Sementara itu Dosen Ahli Genetika Universitas Padjadjaran, Asep Anang yang turut menjadi narasumber mengatakan bahwa kecenderungan perusahaan pembibitan udang vannamei mulai beralih dari semula tujuan pemuliaannya adalah untuk pertumbuhan menjadi pemuliaan untuk daya tahan. Kelebihan daya tahan tinggi dan reproduksi ini dimiliki oleh merguensis, sehingga dengan pangsa pasar yang baik merguensis dapat menjelma menjadi substitusi untuk udang vannamei.
“Beberapa hal yang harus diperhatikan untuk memulai program pemuliaan ialah harus melihat kepada kebutuhan pasar, teknik budidaya yang baik, membaca karakteristik gen dari komoditas serta menentukan kekurangan maupun kelebihan dari setiap galur” papar Asep.

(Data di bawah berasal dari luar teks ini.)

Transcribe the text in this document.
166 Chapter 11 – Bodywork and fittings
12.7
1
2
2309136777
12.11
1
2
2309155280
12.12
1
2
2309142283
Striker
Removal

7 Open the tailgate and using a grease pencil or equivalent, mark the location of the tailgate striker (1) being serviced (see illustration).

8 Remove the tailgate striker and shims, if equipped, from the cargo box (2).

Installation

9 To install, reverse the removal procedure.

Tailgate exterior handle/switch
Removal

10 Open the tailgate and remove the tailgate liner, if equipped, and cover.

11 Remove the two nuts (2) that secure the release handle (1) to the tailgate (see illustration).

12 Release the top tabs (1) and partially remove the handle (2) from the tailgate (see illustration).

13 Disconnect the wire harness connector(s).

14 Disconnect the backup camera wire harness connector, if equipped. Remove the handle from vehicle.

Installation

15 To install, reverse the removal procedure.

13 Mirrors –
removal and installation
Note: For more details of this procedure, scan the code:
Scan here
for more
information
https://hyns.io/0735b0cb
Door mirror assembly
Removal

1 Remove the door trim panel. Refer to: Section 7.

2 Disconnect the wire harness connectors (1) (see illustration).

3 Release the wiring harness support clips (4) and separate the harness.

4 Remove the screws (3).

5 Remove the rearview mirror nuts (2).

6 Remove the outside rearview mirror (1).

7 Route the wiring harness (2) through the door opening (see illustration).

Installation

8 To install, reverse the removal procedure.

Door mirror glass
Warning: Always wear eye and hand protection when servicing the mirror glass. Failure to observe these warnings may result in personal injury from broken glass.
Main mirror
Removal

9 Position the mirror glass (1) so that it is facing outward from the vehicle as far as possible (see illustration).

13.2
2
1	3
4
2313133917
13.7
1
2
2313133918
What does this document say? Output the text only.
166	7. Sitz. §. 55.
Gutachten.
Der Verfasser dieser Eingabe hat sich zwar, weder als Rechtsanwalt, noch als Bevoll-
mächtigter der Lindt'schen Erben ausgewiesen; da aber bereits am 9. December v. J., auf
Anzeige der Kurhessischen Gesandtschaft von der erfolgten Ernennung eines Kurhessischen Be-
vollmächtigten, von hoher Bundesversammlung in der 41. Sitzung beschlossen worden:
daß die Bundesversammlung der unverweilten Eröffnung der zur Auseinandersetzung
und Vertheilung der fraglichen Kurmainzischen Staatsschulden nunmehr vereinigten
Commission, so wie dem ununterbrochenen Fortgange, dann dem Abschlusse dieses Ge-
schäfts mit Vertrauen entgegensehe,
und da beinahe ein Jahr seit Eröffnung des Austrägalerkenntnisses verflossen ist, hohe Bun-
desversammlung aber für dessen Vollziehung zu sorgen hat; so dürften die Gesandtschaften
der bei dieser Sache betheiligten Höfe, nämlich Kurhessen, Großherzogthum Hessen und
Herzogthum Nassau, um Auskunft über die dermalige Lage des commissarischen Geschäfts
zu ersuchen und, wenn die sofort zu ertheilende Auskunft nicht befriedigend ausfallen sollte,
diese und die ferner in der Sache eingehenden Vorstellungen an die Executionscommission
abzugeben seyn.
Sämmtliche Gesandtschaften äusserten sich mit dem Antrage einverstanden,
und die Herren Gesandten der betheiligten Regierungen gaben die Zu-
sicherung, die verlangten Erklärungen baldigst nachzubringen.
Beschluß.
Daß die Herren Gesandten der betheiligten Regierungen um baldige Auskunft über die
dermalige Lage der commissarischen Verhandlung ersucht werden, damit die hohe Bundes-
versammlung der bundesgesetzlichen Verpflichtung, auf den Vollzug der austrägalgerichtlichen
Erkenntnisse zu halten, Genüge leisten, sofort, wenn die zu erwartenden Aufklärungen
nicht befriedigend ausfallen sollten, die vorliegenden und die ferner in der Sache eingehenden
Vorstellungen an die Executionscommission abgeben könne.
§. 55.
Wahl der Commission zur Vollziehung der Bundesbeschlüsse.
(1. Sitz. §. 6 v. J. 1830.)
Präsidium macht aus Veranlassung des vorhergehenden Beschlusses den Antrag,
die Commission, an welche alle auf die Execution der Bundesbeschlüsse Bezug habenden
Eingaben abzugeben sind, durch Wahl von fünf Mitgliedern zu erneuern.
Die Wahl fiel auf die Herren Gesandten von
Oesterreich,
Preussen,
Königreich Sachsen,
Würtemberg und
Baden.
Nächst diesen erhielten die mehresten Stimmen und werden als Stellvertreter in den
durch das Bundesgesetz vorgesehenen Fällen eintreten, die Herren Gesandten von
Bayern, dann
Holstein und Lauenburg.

Asep juga menambahkan bahwa untuk membangun industri udang Jerbung, program pemuliaan harus fokus kepada bibit yang Specific Pathogen Free (SPF), memperhatikan seleksi genetik dan biosecurity yang ketat dan dilakukan secara tertutup atau tidak ada udang baru yang masuk. “Dengan pola pemuliaan yang terstruktur akan dihasilkan keterlusuran yang baik dan bibit udang terpilih dengan potensi genetik yang baik” tutup Asep.
Budidaya udang putih lokal
Sementara itu ketua Pokdakan Mina Mandiri, Ahmad Robah yang menerima bantuan benih dan pendampingan dan BBPBAP Jepara menjelaskan bahwa budidaya udang masih menjadi primadona di kalangan masyarakat petambak, namun tidak semua masyarakat mampu untuk melakukannya, karena dibutuhkan modal yang tidak sedikit dan memiliki risiko tinggi dengan adanya serangan dari berbagai penyakit.
“Dengan adanya uji terap yang dilakukan oleh BBPBAP Jepara menggunakan sistem klaster, banyak masyarakat sekitar yang tertarik untuk ikut menerapkan budidaya udang putih lokal tersebut, apalagi mayoritas pembudidaya yang ada di sekitar sini adalah petambak tradisional” ungkap Robah.
Robah juga berharap akan ada peningkatan kualitas benih agar pertumbuhan dan padat tebar bisa ditingkatkan sehingga mampu menjawab tantangan pembudidaya saat ini untuk menggeser budidaya udang vannamei ke udang putih lokal. “Semoga dengan semakin banyak masyarakat beralih untuk berbudidaya udang merguensis dapat memajukan udang lokal di masyarakat secara umum” imbuh Robah.